Tento recordar-me se tinha alguma coisa importante para fazer neste dia, e que afazer importante é esse que me está sempre a puxar para trás, a impedir-me de me deixar ir com o dia, uma vez que, faça eu o que fizer, aqui não tenho qualquer controlo sobre ele. Mas não me lembro. Seria apenas o dormir?

II

Não se pode desaguar num lugar e ter a presunção de poder não interagir com ele como se se visitasse um jardim zoológico ou um museu, e no entanto é muito difícil não cair no erro de julgar que a viagem não é mais do que exercitar a posição do contemplador: espreitar por cima de um caderno, escrevinhar sensações escondidos atrás dele, bisbilhotar através do zoom de uma máquina fotográfica, susceptibilizar a nossa massa encefálica (prepará-la, vulnerabilizá-la intencionalmente, da mesma forma que a preparamos para ir a uma galeria de arte) para se deixar estampar pelas impressões que chegam de fora, da janela de um carro, de um café, de um comboio.

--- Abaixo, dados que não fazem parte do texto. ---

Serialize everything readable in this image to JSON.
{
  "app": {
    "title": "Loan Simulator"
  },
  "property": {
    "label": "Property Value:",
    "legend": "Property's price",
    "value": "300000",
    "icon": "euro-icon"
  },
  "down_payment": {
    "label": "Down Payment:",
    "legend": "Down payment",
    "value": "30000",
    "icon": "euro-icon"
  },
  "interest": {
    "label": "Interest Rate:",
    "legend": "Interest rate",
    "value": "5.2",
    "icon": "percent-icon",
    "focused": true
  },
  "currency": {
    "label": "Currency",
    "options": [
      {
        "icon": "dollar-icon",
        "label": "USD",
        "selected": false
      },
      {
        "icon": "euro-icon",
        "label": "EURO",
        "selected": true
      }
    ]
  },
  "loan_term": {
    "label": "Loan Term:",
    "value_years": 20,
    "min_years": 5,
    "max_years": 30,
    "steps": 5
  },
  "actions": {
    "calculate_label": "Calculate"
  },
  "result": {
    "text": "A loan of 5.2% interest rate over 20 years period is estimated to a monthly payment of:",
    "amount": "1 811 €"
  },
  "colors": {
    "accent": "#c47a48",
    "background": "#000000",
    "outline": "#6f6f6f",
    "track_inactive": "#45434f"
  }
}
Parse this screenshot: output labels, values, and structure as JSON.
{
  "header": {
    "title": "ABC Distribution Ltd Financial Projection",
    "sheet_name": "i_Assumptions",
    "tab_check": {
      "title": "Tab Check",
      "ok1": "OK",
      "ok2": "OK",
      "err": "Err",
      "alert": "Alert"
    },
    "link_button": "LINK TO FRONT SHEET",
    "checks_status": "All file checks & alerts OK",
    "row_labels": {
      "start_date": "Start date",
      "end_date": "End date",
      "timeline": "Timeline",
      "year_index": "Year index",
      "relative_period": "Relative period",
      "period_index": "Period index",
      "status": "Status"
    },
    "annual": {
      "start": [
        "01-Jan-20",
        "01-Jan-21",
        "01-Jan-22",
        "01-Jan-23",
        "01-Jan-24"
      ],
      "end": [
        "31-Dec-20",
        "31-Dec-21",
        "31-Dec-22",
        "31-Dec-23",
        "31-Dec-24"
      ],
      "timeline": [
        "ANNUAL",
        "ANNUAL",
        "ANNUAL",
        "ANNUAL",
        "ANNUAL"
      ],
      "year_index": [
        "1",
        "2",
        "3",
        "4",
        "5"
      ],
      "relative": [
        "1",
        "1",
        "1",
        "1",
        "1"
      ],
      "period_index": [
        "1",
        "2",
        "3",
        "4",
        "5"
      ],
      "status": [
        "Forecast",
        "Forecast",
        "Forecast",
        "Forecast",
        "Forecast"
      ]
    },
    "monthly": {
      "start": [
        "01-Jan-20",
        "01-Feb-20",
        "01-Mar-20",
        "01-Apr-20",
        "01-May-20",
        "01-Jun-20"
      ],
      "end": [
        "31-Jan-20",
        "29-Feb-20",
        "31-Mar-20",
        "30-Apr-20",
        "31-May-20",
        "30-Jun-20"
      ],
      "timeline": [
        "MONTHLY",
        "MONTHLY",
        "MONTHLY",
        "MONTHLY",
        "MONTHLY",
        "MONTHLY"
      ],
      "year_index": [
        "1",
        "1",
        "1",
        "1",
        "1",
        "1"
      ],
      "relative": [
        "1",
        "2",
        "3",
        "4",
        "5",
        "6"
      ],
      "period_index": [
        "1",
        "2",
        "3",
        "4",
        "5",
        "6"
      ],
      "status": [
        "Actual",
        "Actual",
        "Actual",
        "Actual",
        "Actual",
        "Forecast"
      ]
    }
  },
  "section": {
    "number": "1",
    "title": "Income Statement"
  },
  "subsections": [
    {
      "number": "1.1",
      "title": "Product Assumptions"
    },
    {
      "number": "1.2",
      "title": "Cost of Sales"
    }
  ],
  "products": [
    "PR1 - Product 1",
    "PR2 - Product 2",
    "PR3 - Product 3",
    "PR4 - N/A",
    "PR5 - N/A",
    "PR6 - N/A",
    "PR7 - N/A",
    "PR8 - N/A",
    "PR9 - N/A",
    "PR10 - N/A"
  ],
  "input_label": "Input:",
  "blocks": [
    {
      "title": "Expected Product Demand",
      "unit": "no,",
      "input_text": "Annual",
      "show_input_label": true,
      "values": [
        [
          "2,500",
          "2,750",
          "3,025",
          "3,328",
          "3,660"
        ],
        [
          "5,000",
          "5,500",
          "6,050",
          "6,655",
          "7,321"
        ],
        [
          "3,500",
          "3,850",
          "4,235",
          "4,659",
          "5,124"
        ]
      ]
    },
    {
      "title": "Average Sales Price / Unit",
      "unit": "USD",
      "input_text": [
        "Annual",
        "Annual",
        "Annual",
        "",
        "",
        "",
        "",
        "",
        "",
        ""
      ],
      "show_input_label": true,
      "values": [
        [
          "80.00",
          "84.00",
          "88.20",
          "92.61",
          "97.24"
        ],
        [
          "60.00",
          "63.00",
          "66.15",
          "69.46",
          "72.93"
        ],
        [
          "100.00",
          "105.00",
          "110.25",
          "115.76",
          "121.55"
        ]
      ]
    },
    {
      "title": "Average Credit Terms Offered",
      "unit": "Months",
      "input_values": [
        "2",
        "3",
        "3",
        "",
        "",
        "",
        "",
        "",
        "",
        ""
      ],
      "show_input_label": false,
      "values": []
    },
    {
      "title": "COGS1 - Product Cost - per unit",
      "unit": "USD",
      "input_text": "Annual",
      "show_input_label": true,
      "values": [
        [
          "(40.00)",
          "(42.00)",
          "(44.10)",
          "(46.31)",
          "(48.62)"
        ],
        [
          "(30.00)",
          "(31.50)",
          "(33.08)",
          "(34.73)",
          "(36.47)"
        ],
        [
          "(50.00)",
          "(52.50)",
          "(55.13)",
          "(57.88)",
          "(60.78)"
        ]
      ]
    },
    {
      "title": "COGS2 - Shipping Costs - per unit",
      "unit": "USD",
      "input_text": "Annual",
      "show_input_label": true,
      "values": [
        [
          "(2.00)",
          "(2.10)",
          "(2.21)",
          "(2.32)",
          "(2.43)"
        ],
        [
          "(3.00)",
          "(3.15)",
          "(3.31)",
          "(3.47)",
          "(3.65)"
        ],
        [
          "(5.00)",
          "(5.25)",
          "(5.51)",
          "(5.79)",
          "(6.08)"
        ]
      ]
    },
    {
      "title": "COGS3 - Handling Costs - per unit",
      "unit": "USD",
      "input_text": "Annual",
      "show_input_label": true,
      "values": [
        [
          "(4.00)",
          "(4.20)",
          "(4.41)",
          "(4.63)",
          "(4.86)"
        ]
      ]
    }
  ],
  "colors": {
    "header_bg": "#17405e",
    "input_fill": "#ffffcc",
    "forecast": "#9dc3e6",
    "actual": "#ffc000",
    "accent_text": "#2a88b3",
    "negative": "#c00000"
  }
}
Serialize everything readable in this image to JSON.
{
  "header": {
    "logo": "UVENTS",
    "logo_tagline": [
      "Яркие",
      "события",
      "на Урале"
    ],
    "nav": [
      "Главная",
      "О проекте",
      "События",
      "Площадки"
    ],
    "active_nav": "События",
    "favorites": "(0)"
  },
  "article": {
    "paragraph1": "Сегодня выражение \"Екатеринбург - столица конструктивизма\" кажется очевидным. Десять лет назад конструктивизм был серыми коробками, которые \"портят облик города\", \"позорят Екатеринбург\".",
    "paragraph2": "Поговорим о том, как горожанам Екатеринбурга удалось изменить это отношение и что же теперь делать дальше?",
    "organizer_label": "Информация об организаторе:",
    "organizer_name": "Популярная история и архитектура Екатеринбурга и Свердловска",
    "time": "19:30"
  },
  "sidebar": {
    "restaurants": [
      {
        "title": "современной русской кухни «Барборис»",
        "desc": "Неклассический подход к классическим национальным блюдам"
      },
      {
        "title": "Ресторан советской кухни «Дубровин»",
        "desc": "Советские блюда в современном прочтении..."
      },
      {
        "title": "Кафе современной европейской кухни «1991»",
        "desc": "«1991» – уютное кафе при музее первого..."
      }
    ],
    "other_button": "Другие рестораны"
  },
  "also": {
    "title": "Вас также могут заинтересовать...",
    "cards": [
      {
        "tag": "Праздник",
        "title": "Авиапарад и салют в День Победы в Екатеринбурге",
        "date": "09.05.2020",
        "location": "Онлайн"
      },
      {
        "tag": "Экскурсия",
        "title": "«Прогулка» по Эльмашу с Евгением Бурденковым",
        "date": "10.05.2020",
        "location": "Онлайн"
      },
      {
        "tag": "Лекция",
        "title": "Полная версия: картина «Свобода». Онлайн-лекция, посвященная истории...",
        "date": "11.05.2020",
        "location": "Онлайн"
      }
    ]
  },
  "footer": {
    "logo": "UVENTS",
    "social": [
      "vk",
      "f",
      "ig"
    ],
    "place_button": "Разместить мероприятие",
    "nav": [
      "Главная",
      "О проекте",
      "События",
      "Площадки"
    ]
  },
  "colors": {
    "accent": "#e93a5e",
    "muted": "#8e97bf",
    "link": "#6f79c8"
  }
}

Mas se essa ideia é absurda em termos gerais, em África é pura e simplesmente impraticável. Aqui, alteradas as regras da privacidade e do espaço físico (seja culturalmente, seja pela necessidade – questão antropológica vasta), ninguém parece conhecer limites temporais de confraternização, barreiras espaciais de privacidade, e ninguém parece reconhecer itinerários individuais de comportamento demasiado… individuais (vem-me invariavelmente à mente, certo dia, em Kaloack, em que tive que expulsar alguém que quis vir comigo à casa de banho, preocupado que eu não conseguisse usar a sanita africana, e que me teria ficado a ver defecar se não o tivesse impedido).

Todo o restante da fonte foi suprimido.